Released on 4 May 2015, it was well received by fans and critics alike and has been generating considerable talking points ever since. The album is structured like a nonconformist’s playlist – in a good way – with genres, beats and styles crisscrossing to treat our ears to a completely new experience. It is a harmonious ensemble of different cultures of music backed by sheer raw energy.
Vincent Neff seems to have been put on a strict diet of brimstone in the past three years because he is on fire. His vocals are stronger than ever and his almost lack of inflection gives the album a sort of relaxed, no urgency feel.
‘First Light’, by far the album’s most applauded song, is eerily captivating with its tingling vocals and a superbly calibrated synth backdrop. ‘Life We Know’ gallops closely on its heels and is a big booster for the album.
The band has made an impressive effort to prevent the adapted tracks from sounding like ripoffs. ‘Giant’ has been slowed down and recreated in a style of their own; quite different from that of Stereolab’s and ‘Shake and Tremble’ has been completely re-purposed to create a totally different identity from ‘Big Boi’s ‘Shutterbuug’. Let us just say that one of their strongest qualities is their knack for originality and diversity.

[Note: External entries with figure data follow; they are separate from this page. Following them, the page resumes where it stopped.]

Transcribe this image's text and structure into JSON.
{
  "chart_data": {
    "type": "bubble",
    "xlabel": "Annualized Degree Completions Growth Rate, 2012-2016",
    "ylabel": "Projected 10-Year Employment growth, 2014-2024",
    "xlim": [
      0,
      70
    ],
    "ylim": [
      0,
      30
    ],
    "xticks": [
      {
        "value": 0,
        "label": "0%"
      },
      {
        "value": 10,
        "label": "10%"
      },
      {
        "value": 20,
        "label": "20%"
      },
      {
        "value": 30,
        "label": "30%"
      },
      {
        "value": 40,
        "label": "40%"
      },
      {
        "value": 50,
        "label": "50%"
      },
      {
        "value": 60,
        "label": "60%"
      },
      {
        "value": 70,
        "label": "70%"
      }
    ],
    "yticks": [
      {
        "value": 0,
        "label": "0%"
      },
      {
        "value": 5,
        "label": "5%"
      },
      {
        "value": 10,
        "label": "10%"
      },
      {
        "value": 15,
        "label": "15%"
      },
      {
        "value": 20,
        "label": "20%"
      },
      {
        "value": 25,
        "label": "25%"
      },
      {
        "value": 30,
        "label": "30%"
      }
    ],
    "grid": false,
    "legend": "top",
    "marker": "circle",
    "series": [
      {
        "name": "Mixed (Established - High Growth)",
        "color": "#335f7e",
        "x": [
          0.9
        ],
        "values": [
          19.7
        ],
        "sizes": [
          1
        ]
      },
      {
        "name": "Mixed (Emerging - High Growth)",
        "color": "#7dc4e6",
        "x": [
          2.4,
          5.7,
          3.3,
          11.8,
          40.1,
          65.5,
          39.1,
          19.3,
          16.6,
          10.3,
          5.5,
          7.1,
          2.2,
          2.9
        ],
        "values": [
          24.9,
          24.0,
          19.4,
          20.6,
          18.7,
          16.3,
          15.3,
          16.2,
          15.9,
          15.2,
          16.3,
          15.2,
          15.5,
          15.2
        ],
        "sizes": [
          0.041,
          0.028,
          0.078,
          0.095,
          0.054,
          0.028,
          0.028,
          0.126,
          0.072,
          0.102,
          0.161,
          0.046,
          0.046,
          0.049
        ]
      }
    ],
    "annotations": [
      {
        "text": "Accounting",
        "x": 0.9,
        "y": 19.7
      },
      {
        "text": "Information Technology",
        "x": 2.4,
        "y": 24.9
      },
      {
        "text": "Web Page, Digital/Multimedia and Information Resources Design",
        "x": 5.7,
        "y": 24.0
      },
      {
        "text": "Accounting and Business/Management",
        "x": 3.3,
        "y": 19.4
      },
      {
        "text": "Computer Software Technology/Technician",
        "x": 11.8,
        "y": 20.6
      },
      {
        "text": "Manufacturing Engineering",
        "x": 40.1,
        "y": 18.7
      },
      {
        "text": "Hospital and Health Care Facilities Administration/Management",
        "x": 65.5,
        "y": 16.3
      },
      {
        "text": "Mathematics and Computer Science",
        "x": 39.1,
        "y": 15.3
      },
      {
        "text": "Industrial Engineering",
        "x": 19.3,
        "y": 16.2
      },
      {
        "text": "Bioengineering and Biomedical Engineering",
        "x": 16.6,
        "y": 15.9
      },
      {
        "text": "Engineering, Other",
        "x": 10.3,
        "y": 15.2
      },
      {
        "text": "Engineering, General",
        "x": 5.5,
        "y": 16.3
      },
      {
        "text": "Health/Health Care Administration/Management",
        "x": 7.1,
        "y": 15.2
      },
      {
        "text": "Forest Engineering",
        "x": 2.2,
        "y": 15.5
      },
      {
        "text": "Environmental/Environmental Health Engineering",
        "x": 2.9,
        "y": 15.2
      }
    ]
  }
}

A certain theme and/or plot is evident as you shuffle through the tracks. There seems to be a desired leitmotif in the LP apparent from the the story lines of a few songs. ‘High Moon’ seems to be about the healing power of the universe and ‘Shot Down’ is about the influences of the universe in our decisions. It may not seem like it to the unobservant eye but ‘Born Under Saturn’ is a very deep and well thought-of LP.

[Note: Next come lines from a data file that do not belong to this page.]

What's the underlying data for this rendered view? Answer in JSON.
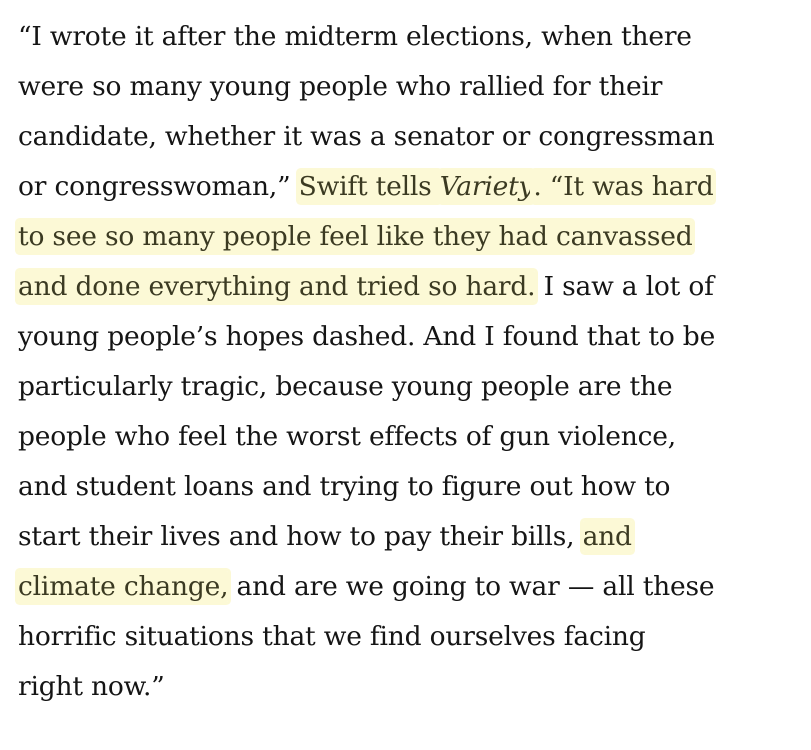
{
  "highlight_color": "#fcf9d6",
  "quote": {
    "lines": [
      [
        {
          "text": "“I wrote it after the midterm elections, when there"
        }
      ],
      [
        {
          "text": "were so many young people who rallied for their"
        }
      ],
      [
        {
          "text": "candidate, whether it was a senator or congressman"
        }
      ],
      [
        {
          "text": "or congresswoman,” "
        },
        {
          "text": "Swift tells ",
          "highlight": true
        },
        {
          "text": "Variety",
          "highlight": true,
          "italic": true
        },
        {
          "text": ". “It was hard",
          "highlight": true
        }
      ],
      [
        {
          "text": "to see so many people feel like they had canvassed",
          "highlight": true
        }
      ],
      [
        {
          "text": "and done everything and tried so hard.",
          "highlight": true
        },
        {
          "text": " I saw a lot of"
        }
      ],
      [
        {
          "text": "young people’s hopes dashed. And I found that to be"
        }
      ],
      [
        {
          "text": "particularly tragic, because young people are the"
        }
      ],
      [
        {
          "text": "people who feel the worst effects of gun violence,"
        }
      ],
      [
        {
          "text": "and student loans and trying to figure out how to"
        }
      ],
      [
        {
          "text": "start their lives and how to pay their bills, "
        },
        {
          "text": "and",
          "highlight": true
        }
      ],
      [
        {
          "text": "climate change,",
          "highlight": true
        },
        {
          "text": " and are we going to war — all these"
        }
      ],
      [
        {
          "text": "horrific situations that we find ourselves facing"
        }
      ],
      [
        {
          "text": "right now.”"
        }
      ]
    ]
  }
}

Yes they struggled to pull off a collocation of their heavy British accent with reggae beats in ‘Shot Down’ and ‘Reflections’ but the result was more interesting than boring. Some songs in the album may come out as a little bit weaker but there is not one bad song in the LP. In the least, the worst tracks are fine.
The London-based Scottish quartet seems to have done their homework on this one but they would have achieved more punch if they had cut a good ten minutes from their fifty four minute album. All in all, its a wise buy and a fun listen.